A document or legal instrument with which an individual appoints someone to legally make healthcare decisions on behalf of the patient, when the patient is incapable of making and executing the healthcare decisions stipulated in the proxy. Once the healthcare proxy is effective, the agent continues making healthcare decisions as long as the primary individual is legally incompetent to decide.

A person who looks after and is legally responsible for the property of someone who is unable to manage their own affairs, usually an incompetent or disabled person or a minor child whose parents have died. An alternate guardian or successor guardian should be named in case the first appointed guardian is unable or unwilling to serve as guardian. A successor guardian usually has the same duties and powers as the previous guardian.

An individual appointed to administer the estate of a deceased person. The executor’s main duty is to carry out the instructions to manage the affairs and wishes of the deceased person’s estate.

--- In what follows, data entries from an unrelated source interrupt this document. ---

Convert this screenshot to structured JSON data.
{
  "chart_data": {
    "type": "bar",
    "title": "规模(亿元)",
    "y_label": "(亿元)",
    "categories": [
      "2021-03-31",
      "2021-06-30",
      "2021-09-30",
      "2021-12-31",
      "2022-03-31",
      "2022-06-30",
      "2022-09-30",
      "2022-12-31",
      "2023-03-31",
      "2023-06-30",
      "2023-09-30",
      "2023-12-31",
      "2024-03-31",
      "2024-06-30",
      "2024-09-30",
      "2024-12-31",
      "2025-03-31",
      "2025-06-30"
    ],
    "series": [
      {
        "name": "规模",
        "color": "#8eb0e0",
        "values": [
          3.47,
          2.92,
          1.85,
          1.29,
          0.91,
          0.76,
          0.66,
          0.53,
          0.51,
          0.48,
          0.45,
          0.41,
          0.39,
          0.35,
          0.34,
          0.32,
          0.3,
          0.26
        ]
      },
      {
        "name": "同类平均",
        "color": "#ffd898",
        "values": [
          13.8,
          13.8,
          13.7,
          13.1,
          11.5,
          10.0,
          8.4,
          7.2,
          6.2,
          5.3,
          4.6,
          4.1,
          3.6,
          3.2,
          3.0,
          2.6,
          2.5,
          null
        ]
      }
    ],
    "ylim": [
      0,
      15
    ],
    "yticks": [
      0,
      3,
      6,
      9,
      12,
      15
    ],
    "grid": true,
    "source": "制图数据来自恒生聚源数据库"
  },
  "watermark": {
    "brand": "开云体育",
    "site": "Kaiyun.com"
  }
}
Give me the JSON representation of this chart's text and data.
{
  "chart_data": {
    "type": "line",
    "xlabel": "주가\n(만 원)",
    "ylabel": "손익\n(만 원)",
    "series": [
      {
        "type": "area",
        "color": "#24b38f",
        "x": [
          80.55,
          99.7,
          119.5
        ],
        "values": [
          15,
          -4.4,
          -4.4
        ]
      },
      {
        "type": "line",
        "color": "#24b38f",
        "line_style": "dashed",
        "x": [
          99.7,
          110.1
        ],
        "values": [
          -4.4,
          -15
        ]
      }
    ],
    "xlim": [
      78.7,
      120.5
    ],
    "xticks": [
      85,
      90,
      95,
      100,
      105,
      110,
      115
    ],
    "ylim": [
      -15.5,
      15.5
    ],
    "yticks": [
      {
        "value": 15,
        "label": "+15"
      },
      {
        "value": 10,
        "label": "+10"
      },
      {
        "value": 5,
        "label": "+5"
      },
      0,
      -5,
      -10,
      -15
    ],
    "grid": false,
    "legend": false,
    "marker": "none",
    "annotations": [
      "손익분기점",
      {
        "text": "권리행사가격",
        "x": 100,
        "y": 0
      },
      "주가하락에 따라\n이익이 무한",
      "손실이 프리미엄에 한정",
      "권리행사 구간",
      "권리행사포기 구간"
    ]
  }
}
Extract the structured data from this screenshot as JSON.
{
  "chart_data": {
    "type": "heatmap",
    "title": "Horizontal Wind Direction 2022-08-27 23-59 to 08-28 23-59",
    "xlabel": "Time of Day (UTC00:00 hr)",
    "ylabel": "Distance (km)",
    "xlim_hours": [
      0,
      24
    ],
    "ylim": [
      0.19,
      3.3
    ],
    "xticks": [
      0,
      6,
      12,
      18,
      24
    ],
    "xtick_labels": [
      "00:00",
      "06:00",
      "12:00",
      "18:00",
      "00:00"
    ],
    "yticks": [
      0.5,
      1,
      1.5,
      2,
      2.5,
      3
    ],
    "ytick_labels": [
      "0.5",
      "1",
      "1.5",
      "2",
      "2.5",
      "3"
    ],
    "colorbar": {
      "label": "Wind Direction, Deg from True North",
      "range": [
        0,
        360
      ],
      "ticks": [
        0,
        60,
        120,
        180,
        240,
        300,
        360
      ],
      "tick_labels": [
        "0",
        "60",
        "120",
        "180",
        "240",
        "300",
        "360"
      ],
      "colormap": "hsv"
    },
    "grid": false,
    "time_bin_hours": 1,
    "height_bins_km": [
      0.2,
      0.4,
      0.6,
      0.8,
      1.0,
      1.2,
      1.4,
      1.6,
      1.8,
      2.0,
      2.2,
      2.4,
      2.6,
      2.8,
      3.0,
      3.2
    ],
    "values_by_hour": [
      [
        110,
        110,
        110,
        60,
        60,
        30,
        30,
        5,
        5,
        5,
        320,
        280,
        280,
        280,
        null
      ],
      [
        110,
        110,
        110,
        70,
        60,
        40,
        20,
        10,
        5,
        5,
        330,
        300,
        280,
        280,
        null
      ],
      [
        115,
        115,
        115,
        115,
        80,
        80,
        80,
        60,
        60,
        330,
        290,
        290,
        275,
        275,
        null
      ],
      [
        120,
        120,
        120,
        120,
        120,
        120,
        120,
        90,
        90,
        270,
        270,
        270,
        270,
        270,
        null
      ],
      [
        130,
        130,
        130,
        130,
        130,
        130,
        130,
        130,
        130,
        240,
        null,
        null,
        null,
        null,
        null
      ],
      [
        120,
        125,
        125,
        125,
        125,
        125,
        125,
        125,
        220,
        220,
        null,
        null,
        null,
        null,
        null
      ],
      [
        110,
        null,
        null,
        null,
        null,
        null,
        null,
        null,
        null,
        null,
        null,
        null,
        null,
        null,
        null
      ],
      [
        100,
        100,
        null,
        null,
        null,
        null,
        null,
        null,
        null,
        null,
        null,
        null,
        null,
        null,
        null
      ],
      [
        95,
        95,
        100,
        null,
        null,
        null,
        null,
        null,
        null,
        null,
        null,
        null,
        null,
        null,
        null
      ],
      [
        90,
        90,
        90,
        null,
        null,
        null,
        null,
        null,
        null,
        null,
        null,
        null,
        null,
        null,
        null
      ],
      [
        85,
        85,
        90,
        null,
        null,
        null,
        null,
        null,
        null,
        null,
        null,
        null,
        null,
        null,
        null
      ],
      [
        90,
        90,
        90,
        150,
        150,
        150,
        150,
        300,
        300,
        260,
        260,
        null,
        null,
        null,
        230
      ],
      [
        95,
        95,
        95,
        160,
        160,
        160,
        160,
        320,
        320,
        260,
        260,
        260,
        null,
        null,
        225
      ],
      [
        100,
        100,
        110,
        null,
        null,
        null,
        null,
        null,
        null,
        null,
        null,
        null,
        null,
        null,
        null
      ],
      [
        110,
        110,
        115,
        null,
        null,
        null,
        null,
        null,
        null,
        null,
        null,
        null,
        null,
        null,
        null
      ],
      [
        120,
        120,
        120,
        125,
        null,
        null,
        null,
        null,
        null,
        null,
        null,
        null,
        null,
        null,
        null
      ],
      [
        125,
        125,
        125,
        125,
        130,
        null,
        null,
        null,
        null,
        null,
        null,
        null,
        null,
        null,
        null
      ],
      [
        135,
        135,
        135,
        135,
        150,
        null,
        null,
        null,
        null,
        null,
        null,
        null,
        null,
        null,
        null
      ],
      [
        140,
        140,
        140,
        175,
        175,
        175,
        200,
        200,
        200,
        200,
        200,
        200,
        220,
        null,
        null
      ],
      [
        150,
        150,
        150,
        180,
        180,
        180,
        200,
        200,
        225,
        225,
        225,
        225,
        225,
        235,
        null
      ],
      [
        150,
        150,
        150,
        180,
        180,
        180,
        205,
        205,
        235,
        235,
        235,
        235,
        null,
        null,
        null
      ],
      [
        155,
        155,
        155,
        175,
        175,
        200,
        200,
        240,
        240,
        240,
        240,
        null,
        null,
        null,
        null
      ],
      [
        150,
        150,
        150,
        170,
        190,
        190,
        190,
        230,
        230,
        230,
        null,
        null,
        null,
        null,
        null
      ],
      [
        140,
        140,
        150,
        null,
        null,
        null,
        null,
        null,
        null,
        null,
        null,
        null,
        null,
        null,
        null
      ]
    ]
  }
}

The executor is appointed either by the testator of the will (the individual who makes the will) or by a court, in cases wherein there was no prior appointment.

When executing updated and properly drafted wills and trusts you want to coordinate the titling of property so that it correlates with the objectives of your estate planning documents. This would address how real estate, marketable securities, checking/savings accounts and brokerage accounts should be held. If titled incorrectly, it could negate the purpose of the new testamentary documents.